The news will be slightly overshadowed with an announcement from the island of Vanuatu in the South Pacific that it has refused to cooperate.

The news comes just days after the Channel Islands of Guernsey and Jersey also committed themselves to improving the transparency of their tax and regulatory systems and to establishing effective exchange of information with OECD countries by 31 December 2005.

As a result, they will now all be excluded from an OECD blacklist, which in June 2000 named 35 jurisdictions as ‘tax havens’. Those on the blacklist have been threatened with sanctions and having favourable tax treaties scrapped.

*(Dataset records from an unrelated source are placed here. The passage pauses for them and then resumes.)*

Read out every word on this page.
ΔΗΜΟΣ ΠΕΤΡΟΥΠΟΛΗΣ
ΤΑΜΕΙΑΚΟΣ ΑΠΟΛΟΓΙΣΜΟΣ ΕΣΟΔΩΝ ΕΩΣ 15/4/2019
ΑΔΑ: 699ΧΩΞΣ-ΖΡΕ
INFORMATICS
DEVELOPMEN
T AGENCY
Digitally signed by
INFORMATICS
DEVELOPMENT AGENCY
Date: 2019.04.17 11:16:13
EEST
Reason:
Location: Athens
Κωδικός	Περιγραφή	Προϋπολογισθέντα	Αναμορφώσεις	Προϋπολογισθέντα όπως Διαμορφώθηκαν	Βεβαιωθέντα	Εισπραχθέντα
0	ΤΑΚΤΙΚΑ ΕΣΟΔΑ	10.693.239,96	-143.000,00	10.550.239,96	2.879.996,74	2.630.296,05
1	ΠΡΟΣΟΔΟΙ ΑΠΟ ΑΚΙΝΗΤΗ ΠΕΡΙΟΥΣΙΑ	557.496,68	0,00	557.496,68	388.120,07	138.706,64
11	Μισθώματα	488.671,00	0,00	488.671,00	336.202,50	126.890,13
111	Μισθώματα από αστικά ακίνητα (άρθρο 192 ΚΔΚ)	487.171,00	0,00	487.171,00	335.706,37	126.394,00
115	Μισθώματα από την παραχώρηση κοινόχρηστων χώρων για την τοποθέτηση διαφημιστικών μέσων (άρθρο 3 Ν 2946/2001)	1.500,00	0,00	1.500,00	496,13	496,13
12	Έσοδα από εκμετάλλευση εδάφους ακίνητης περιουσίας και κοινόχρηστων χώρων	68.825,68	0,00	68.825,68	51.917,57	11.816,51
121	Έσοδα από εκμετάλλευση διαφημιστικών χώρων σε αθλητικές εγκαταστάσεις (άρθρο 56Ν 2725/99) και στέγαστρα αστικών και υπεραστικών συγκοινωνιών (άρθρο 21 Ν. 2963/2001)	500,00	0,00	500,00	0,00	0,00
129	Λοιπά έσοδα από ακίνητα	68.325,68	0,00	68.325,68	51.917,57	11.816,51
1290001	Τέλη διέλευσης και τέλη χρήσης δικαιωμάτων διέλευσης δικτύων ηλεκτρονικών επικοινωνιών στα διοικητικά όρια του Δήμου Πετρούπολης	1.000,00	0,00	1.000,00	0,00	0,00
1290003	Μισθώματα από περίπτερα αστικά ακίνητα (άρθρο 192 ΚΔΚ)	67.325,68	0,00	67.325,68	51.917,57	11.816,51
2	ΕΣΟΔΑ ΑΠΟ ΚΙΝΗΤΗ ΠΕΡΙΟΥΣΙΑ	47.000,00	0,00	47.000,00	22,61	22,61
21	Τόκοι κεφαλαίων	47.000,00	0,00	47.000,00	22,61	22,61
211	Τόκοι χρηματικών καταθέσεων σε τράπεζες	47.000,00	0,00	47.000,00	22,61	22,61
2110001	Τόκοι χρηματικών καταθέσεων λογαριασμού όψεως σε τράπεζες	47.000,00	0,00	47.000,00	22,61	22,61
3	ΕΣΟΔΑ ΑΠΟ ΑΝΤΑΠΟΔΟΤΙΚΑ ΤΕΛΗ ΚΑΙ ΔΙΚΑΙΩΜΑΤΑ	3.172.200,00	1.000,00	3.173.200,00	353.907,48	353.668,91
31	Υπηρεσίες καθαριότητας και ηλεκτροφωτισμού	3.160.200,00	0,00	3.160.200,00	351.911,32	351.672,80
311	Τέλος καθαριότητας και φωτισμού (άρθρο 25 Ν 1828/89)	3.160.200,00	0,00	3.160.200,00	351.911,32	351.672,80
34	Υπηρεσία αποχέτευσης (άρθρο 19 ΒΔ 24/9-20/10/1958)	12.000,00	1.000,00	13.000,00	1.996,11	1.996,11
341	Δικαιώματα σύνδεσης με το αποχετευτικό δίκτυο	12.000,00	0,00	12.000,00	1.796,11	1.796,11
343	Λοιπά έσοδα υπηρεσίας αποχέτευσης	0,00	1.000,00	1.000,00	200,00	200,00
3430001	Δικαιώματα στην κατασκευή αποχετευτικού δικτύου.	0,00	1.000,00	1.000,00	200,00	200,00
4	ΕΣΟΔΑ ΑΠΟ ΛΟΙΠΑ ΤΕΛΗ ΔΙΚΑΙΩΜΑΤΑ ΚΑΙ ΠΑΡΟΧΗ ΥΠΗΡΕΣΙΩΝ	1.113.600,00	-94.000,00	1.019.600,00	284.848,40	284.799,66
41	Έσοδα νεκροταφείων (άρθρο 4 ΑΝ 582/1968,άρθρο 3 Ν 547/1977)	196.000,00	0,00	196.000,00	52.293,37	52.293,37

In a statement, the OECD said it ‘looks forward to working with Grenada & St. Vincent and the Grenadines and encourages other jurisdictions to come forward with similar commitments’.

But the OECD will be disappointed to note that the South Pacific island of Vanuatu has declined to commit to the initiative, after a cabinet decision last week.

In an official release, the tiny state based its decision on the fact that ‘signficant OECD members – Switzerland, Luxembourg, Belgium and Portugal – had not committed to the standards being demanded of non-OECD states’.

Despite this, Vanuatu said it had increased ‘regulatory supervision’ of its offshore banks and entities and was committed against money laundering.